Massachusetts was the first state to attempt to circumvent the statutory hurdle via a section 1115 demonstration (albeit unsuccessfully). As my colleague Tom wrote here, in 2018 Massachusetts became the first state to submit a request to implement a closed formulary in its Medicaid program. (Interestingly, Massachusetts’ request was spearheaded by Dan Tsai, then the state’s Medicaid director, and now the head of the Centers for Medicaid & CHIP Services in CMS). Specifically, Massachusetts sought to waive 1902(a)(54), which is the requirement in section 1902 that provides that states must comply with section 1927. Thus, Massachusetts attempted to waive 1927 by way of 1902, which, as mentioned above, is within the list of provisions CMS can waive. However, CMS ultimately rejected Massachusetts’ request, indicating that a state could not simultaneously participate in (and benefit from) the MDRP and implement a closed formulary.
Then we have Tennessee. As my colleague Ross detailed here, during the Trump administration CMS approved Tennessee’s request to use a closed formulary as part of its larger aggregate cap demonstration. Notably, however, in order to circumvent the “grand bargain” mentioned above, under the waiver Tennessee would not provide prescription drug coverage under sections 1905 (optional prescription drug benefit) and 1927 (the MDRP), and thus would not be under any MDRP open formulary obligation. Instead, such coverage would be offered under section 1115(a)(2) of Medicaid’s waiver authority, which permits the state to treat as expenditures eligible for Federal matching payments services not otherwise covered (in this case, prescription drug coverage not complying with the MDRP). CMS argued this was possible because section 1115(a)(2) provides that expenditures “be regarded as expenditures under the State plan.” Thus, the manufacturer rebate obligation would remain even though the drugs provided would not be covered under 1927, because the amounts Tennessee expends on drugs would be treated as if they were provided under 1927. The Biden Administration has paused this demonstration and opened a new public comment period of the waiver request. As such, the legal status of the demonstration, and its closed formulary, are currently unclear.

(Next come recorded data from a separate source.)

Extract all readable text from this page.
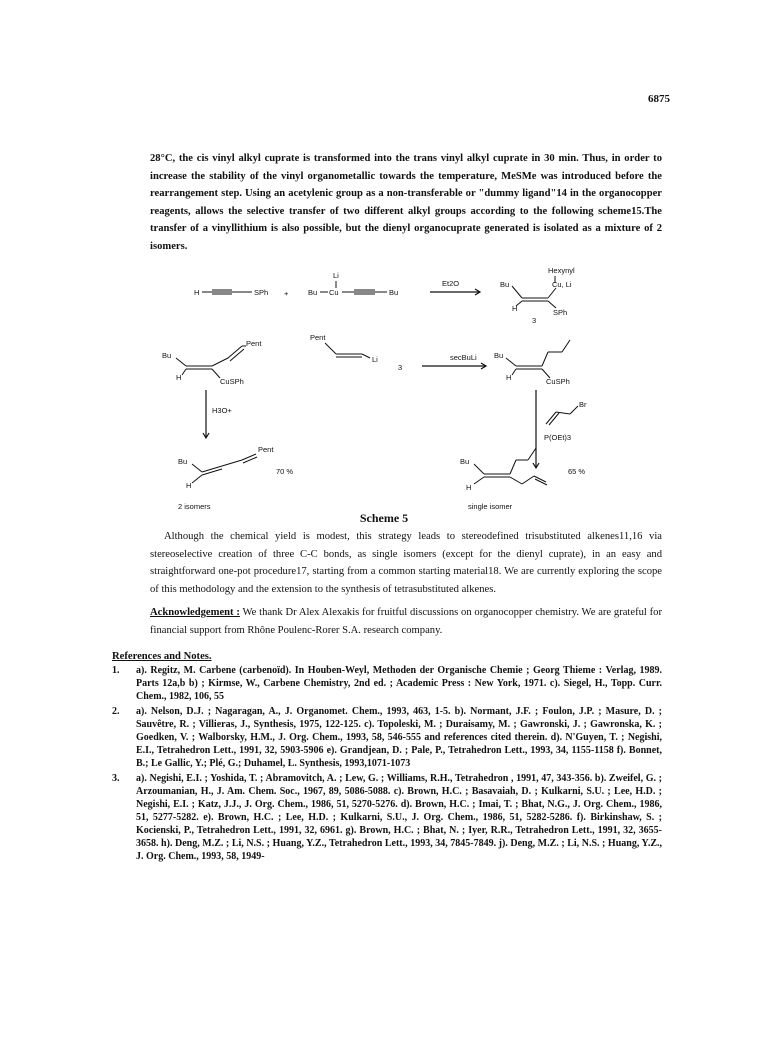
6875

28°C, the cis vinyl alkyl cuprate is transformed into the trans vinyl alkyl cuprate in 30 min. Thus, in order to increase the stability of the vinyl organometallic towards the temperature, MeSMe was introduced before the rearrangement step. Using an acetylenic group as a non-transferable or "dummy ligand"14 in the organocopper reagents, allows the selective transfer of two different alkyl groups according to the following scheme15.The transfer of a vinyllithium is also possible, but the dienyl organocuprate generated is isolated as a mixture of 2 isomers.

H	SPh +
Li
Bu Cu	Bu
Et2O
Hexynyl
Bu	Cu, Li
H	SPh
3
Pent
Bu
H	CuSPh
Pent
Li
3
secBuLi Bu
H	CuSPh
H3O+
Br
P(OEt)3
Pent
Bu
H
70 %
Bu
H
65 %
2 isomers	single isomer
Scheme 5

Although the chemical yield is modest, this strategy leads to stereodefined trisubstituted alkenes11,16 via stereoselective creation of three C-C bonds, as single isomers (except for the dienyl cuprate), in an easy and straightforward one-pot procedure17, starting from a common starting material18. We are currently exploring the scope of this methodology and the extension to the synthesis of tetrasubstituted alkenes.

Acknowledgement : We thank Dr Alex Alexakis for fruitful discussions on organocopper chemistry. We are grateful for financial support from Rhône Poulenc-Rorer S.A. research company.

References and Notes.
1. a). Regitz, M. Carbene (carbenoïd). In Houben-Weyl, Methoden der Organische Chemie ; Georg Thieme : Verlag, 1989. Parts 12a,b b) ; Kirmse, W., Carbene Chemistry, 2nd ed. ; Academic Press : New York, 1971. c). Siegel, H., Topp. Curr. Chem., 1982, 106, 55
2. a). Nelson, D.J. ; Nagaragan, A., J. Organomet. Chem., 1993, 463, 1-5. b). Normant, J.F. ; Foulon, J.P. ; Masure, D. ; Sauvêtre, R. ; Villieras, J., Synthesis, 1975, 122-125. c). Topoleski, M. ; Duraisamy, M. ; Gawronski, J. ; Gawronska, K. ; Goedken, V. ; Walborsky, H.M., J. Org. Chem., 1993, 58, 546-555 and references cited therein. d). N'Guyen, T. ; Negishi, E.I., Tetrahedron Lett., 1991, 32, 5903-5906 e). Grandjean, D. ; Pale, P., Tetrahedron Lett., 1993, 34, 1155-1158 f). Bonnet, B.; Le Gallic, Y.; Plé, G.; Duhamel, L. Synthesis, 1993,1071-1073
3. a). Negishi, E.I. ; Yoshida, T. ; Abramovitch, A. ; Lew, G. ; Williams, R.H., Tetrahedron , 1991, 47, 343-356. b). Zweifel, G. ; Arzoumanian, H., J. Am. Chem. Soc., 1967, 89, 5086-5088. c). Brown, H.C. ; Basavaiah, D. ; Kulkarni, S.U. ; Lee, H.D. ; Negishi, E.I. ; Katz, J.J., J. Org. Chem., 1986, 51, 5270-5276. d). Brown, H.C. ; Imai, T. ; Bhat, N.G., J. Org. Chem., 1986, 51, 5277-5282. e). Brown, H.C. ; Lee, H.D. ; Kulkarni, S.U., J. Org. Chem., 1986, 51, 5282-5286. f). Birkinshaw, S. ; Kocienski, P., Tetrahedron Lett., 1991, 32, 6961. g). Brown, H.C. ; Bhat, N. ; Iyer, R.R., Tetrahedron Lett., 1991, 32, 3655-3658. h). Deng, M.Z. ; Li, N.S. ; Huang, Y.Z., Tetrahedron Lett., 1993, 34, 7845-7849. j). Deng, M.Z. ; Li, N.S. ; Huang, Y.Z., J. Org. Chem., 1993, 58, 1949-
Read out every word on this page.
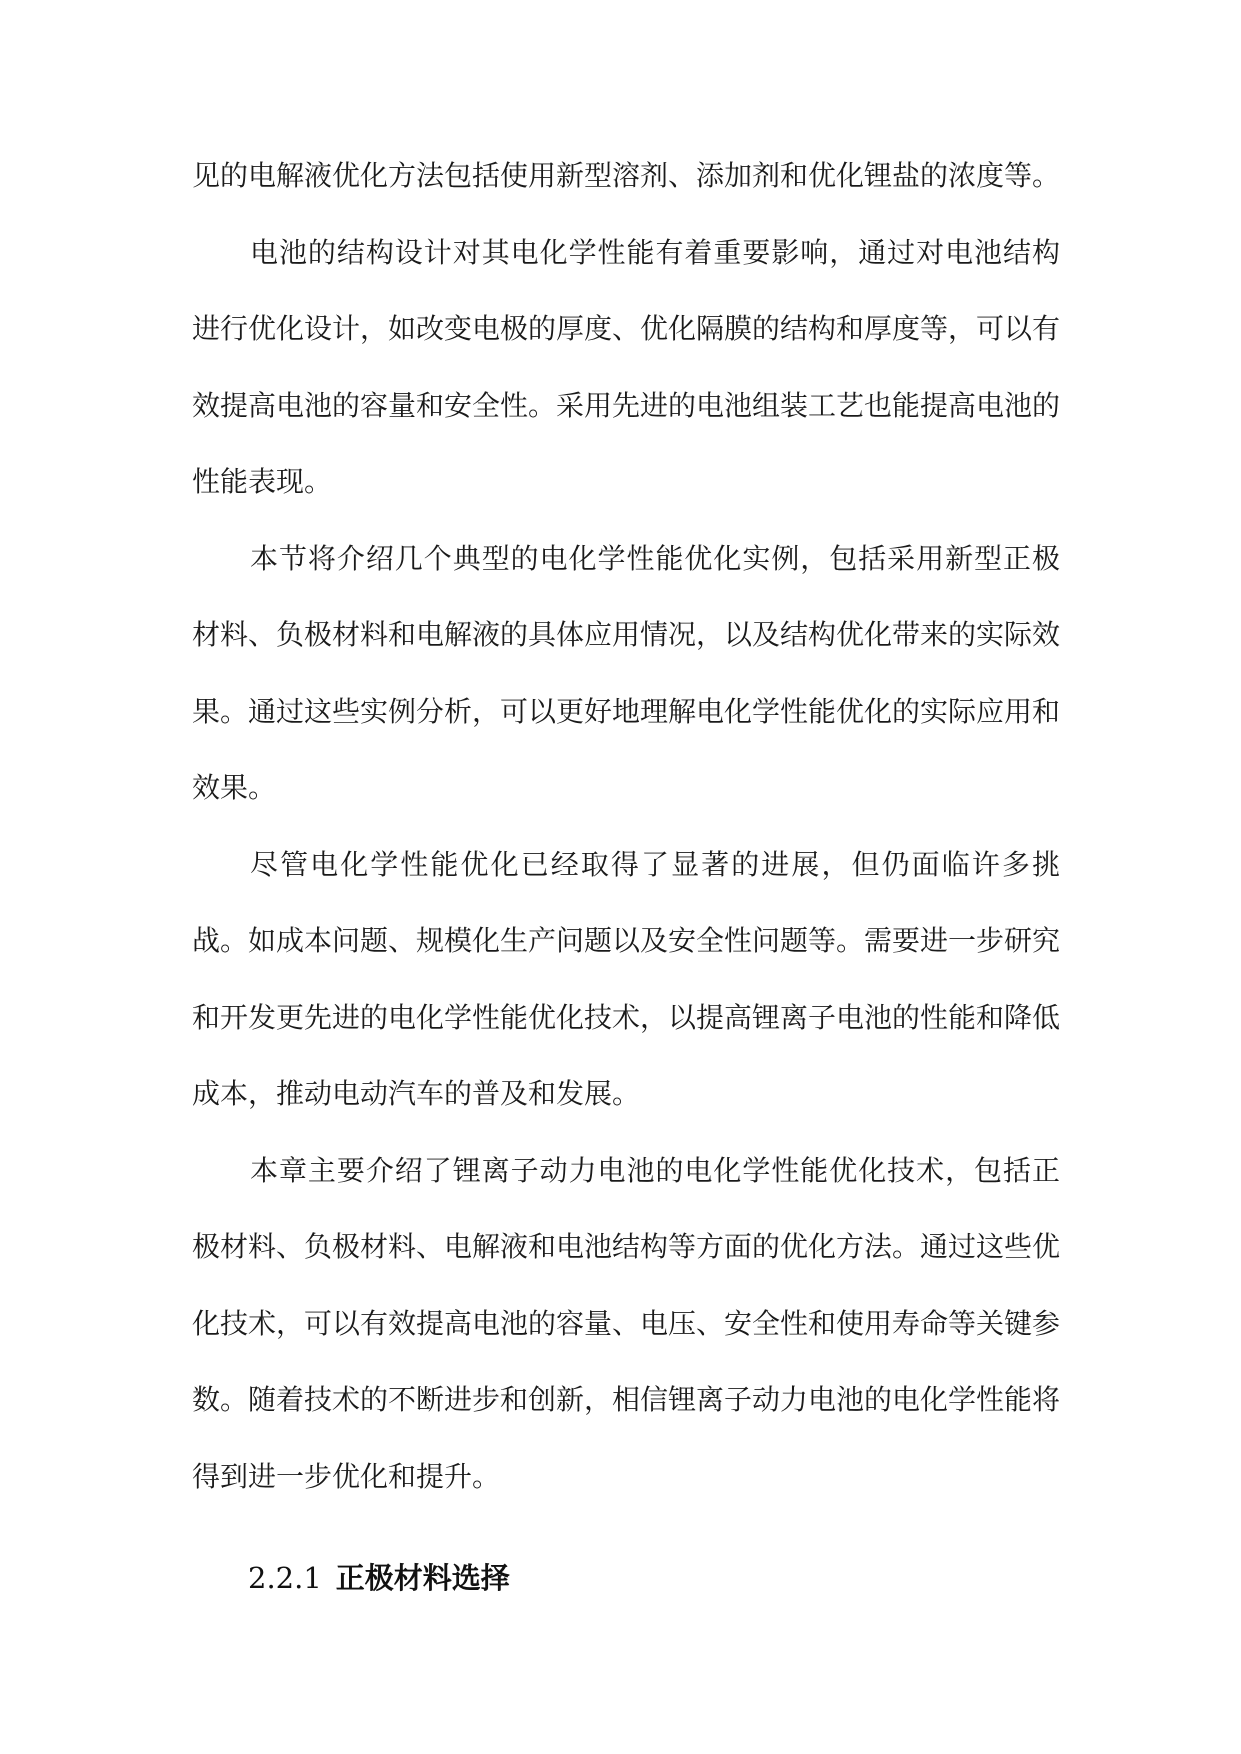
见的电解液优化方法包括使用新型溶剂、添加剂和优化锂盐的浓度等。

电池的结构设计对其电化学性能有着重要影响，通过对电池结构进行优化设计，如改变电极的厚度、优化隔膜的结构和厚度等，可以有效提高电池的容量和安全性。采用先进的电池组装工艺也能提高电池的性能表现。

本节将介绍几个典型的电化学性能优化实例，包括采用新型正极材料、负极材料和电解液的具体应用情况，以及结构优化带来的实际效果。通过这些实例分析，可以更好地理解电化学性能优化的实际应用和效果。

尽管电化学性能优化已经取得了显著的进展，但仍面临许多挑战。如成本问题、规模化生产问题以及安全性问题等。需要进一步研究和开发更先进的电化学性能优化技术，以提高锂离子电池的性能和降低成本，推动电动汽车的普及和发展。

本章主要介绍了锂离子动力电池的电化学性能优化技术，包括正极材料、负极材料、电解液和电池结构等方面的优化方法。通过这些优化技术，可以有效提高电池的容量、电压、安全性和使用寿命等关键参数。随着技术的不断进步和创新，相信锂离子动力电池的电化学性能将得到进一步优化和提升。

2.2.1 正极材料选择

Oregon’s request poses a somewhat novel issue for the agency. Oregon states it is dropping its closed formulary request, but its proposal to exclude from coverage accelerated approval drugs would nonetheless conflict with its statutory open formulary requirement, and raises similar, if not the same, legal issues. In fact, even though Oregon states it is no longer pursuing a closed formulary, its scaled back request directly mirrors Massachusetts’ unsuccessful closed formulary request in terms of the specific statutory requirements the state is asking CMS to waive (1927 by way of 1902).
Thus, the question is presumably the same: can a state that participates in the MDRP decline to cover a drug without running afoul of the “grand bargain”? Oregon’s request, however, adds a wrinkle to this analysis, in that it only seeks to exclude certain drugs approved under one particular FDA pathway. Thus, in order to clear the grand bargain hurdle, the state and CMS will have to show that there is something unique about drugs approved under the accelerated pathway that distinguishes them from all other drugs under the MDRP, and which justifies denying accelerated approval drugs the same level of protection afforded to all other drugs under the MDRP.